Starbucks offers to pay £10m more UK tax

Starbucks has caved in to public pressure and announced that it will pay an extra £10m a year in corporation tax in the UK until it turns a profit.

Since it opened in the UK in 1998 the company has racked up over £3bn in coffee sales, and opened 735 outlets but paid only £8.6m in income taxes and commands close to a third of coffee sales in the UK.

Kris Engskov, managing director of Starbucks UK, said in a speech to the London Chamber of Commerce on Thursday: 'There is no doubt that tax has become an important subject of debate over the past several weeks and I think it's important to share that the emotion of the issue has taken us a bit by surprise.

'Since we started doing business here, we have always organised our tax affairs according to the letter of the law - always.

'We have used existing and agreed-upon measures to pay what is expected of us, but not more - just as most companies do and I am sure many of the people here today run their businesses in similar ways.'

Engskov added: 'We've learned it is vital to listen closely to our customers - and that acting responsibly makes good business sense. We're experiencing one of the most difficult macro-economic periods in many years, and our customers are under a great deal of financial pressure. With the backdrop of these difficult times, in the area of tax, our customers clearly expect us to do more.'

In response, HMRC said that 'corporation tax is not a voluntary tax'.

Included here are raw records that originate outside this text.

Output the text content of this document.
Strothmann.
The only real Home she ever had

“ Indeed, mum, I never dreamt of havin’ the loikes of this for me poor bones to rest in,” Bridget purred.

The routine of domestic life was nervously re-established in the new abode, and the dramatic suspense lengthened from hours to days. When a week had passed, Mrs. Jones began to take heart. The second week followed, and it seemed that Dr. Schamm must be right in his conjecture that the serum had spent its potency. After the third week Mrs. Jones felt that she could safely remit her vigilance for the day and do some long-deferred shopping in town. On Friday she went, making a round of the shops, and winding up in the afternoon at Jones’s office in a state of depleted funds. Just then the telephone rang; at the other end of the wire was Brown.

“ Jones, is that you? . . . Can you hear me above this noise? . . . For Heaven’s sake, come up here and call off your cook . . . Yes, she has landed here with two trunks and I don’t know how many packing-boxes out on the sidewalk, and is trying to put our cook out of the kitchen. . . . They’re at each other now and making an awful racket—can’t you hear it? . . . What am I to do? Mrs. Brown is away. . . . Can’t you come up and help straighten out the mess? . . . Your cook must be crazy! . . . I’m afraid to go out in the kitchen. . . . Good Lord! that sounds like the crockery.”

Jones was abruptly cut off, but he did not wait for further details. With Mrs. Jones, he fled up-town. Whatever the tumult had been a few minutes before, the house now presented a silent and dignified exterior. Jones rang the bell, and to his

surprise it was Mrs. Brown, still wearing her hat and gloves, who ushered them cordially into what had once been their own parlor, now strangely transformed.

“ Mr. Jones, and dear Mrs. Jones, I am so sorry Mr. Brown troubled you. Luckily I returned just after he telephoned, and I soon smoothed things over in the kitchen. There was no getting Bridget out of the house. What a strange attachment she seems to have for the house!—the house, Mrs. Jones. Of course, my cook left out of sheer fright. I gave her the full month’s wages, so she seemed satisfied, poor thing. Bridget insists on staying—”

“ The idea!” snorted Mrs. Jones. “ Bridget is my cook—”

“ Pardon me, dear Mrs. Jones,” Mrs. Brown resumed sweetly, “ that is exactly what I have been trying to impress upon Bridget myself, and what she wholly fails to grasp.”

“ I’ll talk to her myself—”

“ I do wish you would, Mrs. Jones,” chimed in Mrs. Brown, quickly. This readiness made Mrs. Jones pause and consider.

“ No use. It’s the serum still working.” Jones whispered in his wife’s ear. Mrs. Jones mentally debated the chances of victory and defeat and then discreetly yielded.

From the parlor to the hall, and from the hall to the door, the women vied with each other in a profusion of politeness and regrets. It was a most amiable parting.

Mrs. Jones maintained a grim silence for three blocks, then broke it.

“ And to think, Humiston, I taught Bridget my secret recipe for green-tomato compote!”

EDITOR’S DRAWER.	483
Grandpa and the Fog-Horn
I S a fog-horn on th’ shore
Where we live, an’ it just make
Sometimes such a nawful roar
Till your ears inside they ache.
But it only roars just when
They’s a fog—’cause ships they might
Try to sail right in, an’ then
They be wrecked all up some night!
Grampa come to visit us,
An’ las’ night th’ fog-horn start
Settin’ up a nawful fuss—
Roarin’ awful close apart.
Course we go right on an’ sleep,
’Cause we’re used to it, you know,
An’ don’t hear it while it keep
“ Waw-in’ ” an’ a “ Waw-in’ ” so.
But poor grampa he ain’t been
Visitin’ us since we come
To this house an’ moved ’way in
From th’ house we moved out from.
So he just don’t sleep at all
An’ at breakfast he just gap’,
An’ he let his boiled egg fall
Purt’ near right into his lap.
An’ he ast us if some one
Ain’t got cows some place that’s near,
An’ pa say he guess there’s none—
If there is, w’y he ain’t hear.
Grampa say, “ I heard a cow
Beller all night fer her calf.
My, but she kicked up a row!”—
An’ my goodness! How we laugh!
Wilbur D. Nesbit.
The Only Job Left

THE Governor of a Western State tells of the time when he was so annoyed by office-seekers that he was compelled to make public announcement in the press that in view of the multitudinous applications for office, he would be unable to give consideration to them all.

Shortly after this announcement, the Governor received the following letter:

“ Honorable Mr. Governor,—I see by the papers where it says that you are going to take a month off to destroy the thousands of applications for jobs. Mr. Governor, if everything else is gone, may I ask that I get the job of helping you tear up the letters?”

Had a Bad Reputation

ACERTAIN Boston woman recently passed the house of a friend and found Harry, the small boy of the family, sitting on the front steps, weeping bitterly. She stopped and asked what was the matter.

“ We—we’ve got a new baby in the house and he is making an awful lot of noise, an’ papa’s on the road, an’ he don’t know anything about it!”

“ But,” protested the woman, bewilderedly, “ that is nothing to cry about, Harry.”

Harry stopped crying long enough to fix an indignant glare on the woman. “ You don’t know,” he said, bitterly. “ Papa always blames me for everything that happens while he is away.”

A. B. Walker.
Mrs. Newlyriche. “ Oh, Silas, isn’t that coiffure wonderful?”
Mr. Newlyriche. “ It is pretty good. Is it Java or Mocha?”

It is not clear how Starbucks will change its tax position but reputational risk and a major high street presence have combined to force the tax review.

Starbucks provoked the ire of the nation - and the Public Accounts Committee - when it was revealed how it employed a series of entirely legal - but complex - methods to minimise its profits and thereby its tax bill.

Paying big royalties to another part of the company for the privilege of using the brand name - at a rate of 6% of sales, was just one of the methods employed to minimise its reported profits.

Conor Delaney, tax lawyer at Milestone International Tax Partners, said the announcement heralded a new dawn in the global tax landscape.

'Strong arm tactics by Margaret Hodge and the Public Accounts Committee appear to be paying off. Google and Amazon will be under pressure to follow suit, but where does this end, and at what cost to the UK's reputation as an investment destination for multi-nationals?

'This is symptomatic of a shift in the global tax landscape whereby companies will need to give additional consideration to reputational considerations, rather than the strict letter of the law.'

In the past three years Starbucks has paid no UK tax at all despite amassing sales of £1.2bn.

In 2011, the company reported a £33m UK loss on sales of £398m and subsequently paid no corporation tax.

The company says its UK business already pumps some £300m into the British economy each year.